Investors are showing rising interest in the futures market of Sibiu, which offers them the possibility of deriving much higher gains than on the stock exchange with smaller investments, due to margin transactions. Nevertheless, related risks are hardly inconsequential.

In the first two months, the Sibiu exchange saw contracts totalling about 275 million euros, higher than the total volume the market posted in 2005 and ten times more than the value registered in the similar period of 2005. The average daily traded volume on the futures market in the first two months of this year amounted to over 6.87 million euros, compared with a daily average of nearly 15 million euros on the Bucharest Stock Exchange (BSE). Towards the end of February, the value of transactions on the Sibiu market reached and even went beyond the level of 10 million euros per day, as investors were increasingly active on this market amid the rising volatility of the spot market. Escalating volatility favours speculations, with 2-3% oscillations of the shares on the Bucharest Stock Exchange generating yields of 20-30% on the futures market.

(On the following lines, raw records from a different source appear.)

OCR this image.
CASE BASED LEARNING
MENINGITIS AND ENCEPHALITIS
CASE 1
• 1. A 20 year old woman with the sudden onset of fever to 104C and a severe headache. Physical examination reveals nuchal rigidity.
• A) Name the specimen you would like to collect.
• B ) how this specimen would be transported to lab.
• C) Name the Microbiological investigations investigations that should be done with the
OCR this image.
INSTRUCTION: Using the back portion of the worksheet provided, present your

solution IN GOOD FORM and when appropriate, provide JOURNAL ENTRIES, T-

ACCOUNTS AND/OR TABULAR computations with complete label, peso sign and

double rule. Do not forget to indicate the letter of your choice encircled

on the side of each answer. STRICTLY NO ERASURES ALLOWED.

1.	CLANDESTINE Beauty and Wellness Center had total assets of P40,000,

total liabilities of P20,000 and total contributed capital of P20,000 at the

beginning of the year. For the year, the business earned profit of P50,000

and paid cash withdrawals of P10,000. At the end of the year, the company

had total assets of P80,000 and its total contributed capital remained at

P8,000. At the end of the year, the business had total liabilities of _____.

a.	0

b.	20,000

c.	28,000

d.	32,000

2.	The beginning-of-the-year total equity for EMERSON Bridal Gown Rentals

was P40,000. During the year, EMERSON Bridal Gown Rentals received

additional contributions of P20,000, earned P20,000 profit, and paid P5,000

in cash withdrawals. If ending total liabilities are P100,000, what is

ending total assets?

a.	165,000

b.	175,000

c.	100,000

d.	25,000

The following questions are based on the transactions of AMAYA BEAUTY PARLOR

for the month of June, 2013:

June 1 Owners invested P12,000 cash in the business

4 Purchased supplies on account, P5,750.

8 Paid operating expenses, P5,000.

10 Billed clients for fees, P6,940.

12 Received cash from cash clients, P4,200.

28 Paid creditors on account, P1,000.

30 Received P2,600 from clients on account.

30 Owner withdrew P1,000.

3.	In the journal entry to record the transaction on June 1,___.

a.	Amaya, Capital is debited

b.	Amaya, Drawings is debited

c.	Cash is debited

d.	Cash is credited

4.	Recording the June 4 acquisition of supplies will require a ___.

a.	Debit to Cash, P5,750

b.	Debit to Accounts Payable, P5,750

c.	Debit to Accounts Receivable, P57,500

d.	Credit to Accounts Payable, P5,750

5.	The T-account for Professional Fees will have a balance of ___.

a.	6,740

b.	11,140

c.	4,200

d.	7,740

The market in Sibiu is a place for trading futures and options contracts whose underlying assets are stocks listed on the Bucharest Stock Exchange or the exchange rate. Yet, it can also host both speculative transactions and arbitrage or hedging operations, involving transactions both on the spot, and on the futures market. For instance, investors could on Monday buy derivatives of Petrom shares due in March at a price of 0.6209 RON/share, or maturing in June at 0.625 RON/share. On the Stock Exchange, Petrom shares were on Monday quoted at 0.625 RON/share.

Sibiu Monetary-Financial and Commodities Exchange (BMFMS) saw new record highs in February, when the value of sealed contracts came to about 150 million euros, accounting for more than 50% in the traded volume the Bucharest Stock Exchange registered last month.

"Romanian investors'' high interest in investments on the futures market is primarily due to the much smaller costs compared with the Stock Exchange. Practically, the 10% margin allows investors to derive gains similar to those on the Bucharest Stock Exchange with a ten time smaller investment. It is true that if the same sum is invested on the Bucharest Stock Exchange and the futures market, risks are higher on the latter market, but if one invests on the futures market only 15% of the sum invested on the Bucharest Stock Exchange, risks are about the same," stated Teodor Ancuta, chairman of the Sibiu Exchange.

The higher risks do not seem to scare investors away, considering they have been rushing to invest in Sibiu over recent months. Most of them are speculators, but at the same time there is an increasing number of portfolio investors and investment funds carrying arbitrage and hedging operations in order to remain protected from Stock Exchange oscillations.